キラは無限収納から、魔石を取り出して再生した腕に直ぐに魔石を同化してしまった。そして魔力の呼び水で、魔力を通しておいた。

騎士が、回復して気がついたときに、魔法を試して貰ったが、今まで通り使えているとのことだった。だが属性が変わってしまい、今まで火だったものが光になって仕舞った。当たり前だキラが持っていたのは光の属性ばかりなのだから。騎士はそれでも喜んで、

「これからは騎士の治癒隊に部署替えになって仕舞う。」

と言っていた。神官には成りたくないようだ。

キラはそっと騎士の魔石に、火の属性を入れてみた。

「後付けでもいけそうだ。これは大発見では無いだろうか。」

魔石の質が良ければ出来る手技だ。

「スタントン。君の魔石には余計な闇が結構入っている。それを除けばもっと力が付くかも知れない。遣ってみても良いか?」

「ああ、遣ってみろ。俺はお前のモルモットだ。」

スタントンを眠らせ、目に埋め込まれた魔石から闇の雑味を抜き光を目一杯入れた。

「もう、終わったのか?なんだか、力がどんどん入ってくる!」

二人は喜び勇んで、この実験の結果を神殿長に知らせる。

だが、彼は怒り狂った。

「私の神殿で勝手なことをするな!お前は聖者と言われていい気になっているようだが、ここでは只の神官だ。お前を監視するためにここに押し込めているのだ。出過ぎた真似をすれば、お前を水に沈めて命を狩る事も辞さない覚悟で、ここに預かったのだ。お前は化け物だ。気味の悪い魔物だ!」

と言われてしまった。

どう言うことだ?スタントンは何か知っているのか?

スタントンは何も聞かされていないという。キラは、思い出した。

去年の魔物討伐の時の騎士達の目を。あれからずっとキラは化け物扱いだったのか。だから、他国へ行ったキラを連れ戻したのだ。
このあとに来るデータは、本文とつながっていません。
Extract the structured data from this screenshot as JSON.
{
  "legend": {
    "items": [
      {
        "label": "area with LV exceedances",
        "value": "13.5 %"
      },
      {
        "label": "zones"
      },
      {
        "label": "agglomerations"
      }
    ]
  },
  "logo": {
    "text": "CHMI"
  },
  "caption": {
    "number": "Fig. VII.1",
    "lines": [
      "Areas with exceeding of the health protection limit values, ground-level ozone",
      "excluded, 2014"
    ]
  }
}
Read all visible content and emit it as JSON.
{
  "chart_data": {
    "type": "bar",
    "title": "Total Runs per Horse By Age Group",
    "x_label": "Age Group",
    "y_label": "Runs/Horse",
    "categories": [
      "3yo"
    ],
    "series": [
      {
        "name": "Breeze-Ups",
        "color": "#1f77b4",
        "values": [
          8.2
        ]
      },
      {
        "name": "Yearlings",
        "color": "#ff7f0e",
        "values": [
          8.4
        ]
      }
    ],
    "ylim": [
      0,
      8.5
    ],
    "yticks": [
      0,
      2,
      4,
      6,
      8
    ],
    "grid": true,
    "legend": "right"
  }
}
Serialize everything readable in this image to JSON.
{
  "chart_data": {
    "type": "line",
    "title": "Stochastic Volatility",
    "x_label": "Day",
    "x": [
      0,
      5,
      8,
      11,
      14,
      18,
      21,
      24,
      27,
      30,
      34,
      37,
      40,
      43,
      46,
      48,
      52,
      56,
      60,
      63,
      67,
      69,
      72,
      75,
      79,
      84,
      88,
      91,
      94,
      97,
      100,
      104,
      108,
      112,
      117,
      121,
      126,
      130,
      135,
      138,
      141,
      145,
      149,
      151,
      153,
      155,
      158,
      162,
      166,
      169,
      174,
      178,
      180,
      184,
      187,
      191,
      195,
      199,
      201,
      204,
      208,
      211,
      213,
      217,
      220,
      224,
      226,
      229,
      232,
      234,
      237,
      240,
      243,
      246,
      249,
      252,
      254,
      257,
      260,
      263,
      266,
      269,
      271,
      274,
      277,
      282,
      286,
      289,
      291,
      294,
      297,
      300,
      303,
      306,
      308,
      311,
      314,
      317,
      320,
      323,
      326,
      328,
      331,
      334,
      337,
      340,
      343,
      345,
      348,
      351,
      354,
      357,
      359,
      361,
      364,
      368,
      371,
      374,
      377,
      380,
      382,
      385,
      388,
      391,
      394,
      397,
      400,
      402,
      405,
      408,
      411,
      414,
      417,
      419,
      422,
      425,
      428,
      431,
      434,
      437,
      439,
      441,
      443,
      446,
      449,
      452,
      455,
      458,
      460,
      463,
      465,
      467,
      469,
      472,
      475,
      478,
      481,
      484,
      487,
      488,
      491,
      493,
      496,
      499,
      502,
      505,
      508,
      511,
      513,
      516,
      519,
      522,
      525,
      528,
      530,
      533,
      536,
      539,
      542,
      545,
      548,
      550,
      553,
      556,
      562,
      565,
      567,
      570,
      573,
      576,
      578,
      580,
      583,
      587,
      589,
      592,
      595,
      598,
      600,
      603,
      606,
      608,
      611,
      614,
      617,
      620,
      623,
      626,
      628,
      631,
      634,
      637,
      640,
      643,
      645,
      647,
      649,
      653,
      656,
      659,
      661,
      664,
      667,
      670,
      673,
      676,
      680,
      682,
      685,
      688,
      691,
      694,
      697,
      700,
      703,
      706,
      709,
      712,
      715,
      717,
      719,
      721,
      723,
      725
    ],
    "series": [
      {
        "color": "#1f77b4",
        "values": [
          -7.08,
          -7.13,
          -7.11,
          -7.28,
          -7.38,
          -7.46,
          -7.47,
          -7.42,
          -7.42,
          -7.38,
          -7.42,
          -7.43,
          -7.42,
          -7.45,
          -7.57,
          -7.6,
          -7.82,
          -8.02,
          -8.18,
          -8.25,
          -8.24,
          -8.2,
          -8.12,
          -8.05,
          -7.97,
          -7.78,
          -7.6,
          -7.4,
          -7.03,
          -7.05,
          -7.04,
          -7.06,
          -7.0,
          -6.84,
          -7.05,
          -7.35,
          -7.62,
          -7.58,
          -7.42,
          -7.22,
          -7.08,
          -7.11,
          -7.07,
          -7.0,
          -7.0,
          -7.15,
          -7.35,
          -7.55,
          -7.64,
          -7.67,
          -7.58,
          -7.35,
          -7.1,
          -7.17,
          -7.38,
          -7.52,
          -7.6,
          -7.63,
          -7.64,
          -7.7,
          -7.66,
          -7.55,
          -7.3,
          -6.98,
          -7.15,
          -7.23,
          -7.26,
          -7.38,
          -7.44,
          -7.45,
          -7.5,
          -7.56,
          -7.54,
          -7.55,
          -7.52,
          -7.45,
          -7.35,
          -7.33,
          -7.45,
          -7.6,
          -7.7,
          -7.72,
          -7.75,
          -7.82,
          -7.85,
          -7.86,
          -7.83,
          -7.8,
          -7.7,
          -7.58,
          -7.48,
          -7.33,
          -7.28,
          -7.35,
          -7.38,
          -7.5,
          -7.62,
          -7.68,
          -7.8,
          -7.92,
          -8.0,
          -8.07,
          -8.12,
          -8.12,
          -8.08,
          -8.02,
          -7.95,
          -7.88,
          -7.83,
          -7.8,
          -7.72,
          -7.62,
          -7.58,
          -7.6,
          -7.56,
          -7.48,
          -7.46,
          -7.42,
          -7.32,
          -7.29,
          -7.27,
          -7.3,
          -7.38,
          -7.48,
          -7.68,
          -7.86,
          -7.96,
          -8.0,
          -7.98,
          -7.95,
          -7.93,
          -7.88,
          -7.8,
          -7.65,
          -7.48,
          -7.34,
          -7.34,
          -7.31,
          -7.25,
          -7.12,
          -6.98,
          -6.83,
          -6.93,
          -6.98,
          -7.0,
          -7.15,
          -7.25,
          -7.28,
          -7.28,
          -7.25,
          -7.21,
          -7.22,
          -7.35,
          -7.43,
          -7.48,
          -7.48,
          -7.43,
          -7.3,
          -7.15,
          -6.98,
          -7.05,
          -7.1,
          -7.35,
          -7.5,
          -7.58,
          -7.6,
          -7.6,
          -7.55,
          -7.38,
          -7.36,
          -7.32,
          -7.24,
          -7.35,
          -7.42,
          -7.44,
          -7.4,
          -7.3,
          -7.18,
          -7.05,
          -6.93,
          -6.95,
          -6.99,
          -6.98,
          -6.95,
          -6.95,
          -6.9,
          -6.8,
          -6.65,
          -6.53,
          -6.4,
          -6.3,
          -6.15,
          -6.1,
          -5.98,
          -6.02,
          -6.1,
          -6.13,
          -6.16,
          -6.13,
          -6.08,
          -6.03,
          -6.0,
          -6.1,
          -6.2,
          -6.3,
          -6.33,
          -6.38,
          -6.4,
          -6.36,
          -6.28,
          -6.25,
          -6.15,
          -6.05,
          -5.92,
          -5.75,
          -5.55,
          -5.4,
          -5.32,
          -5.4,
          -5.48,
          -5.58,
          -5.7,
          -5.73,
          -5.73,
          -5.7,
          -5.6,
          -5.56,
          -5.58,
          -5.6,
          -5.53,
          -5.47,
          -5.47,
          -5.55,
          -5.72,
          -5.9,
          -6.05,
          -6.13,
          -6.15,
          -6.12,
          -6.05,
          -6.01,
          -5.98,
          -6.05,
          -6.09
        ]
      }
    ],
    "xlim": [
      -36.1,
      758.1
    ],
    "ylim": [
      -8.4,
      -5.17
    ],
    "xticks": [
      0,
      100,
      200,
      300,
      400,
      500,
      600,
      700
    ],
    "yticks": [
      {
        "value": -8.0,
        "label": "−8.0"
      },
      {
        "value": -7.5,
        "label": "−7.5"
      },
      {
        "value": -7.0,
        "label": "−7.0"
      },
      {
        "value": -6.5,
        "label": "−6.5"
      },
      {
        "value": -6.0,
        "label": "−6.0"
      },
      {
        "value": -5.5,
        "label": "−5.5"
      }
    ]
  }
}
他国で力を使えば、カマドランは危ないと危惧したのだ。かといってこの国にいても危険人物に変わりは無かった。神殿で監視することにしたのか。

キラの目から光が消えて黒い闇がくるくると渦巻いた。

「スタントン、僕はここでは厄介者みたいだ。もう出て行く。何処の国へも行かないから、安心してくれと王様に言ってくれ。じゃあ、さよなら。」

キラは転移して神殿から居なくなってしまった。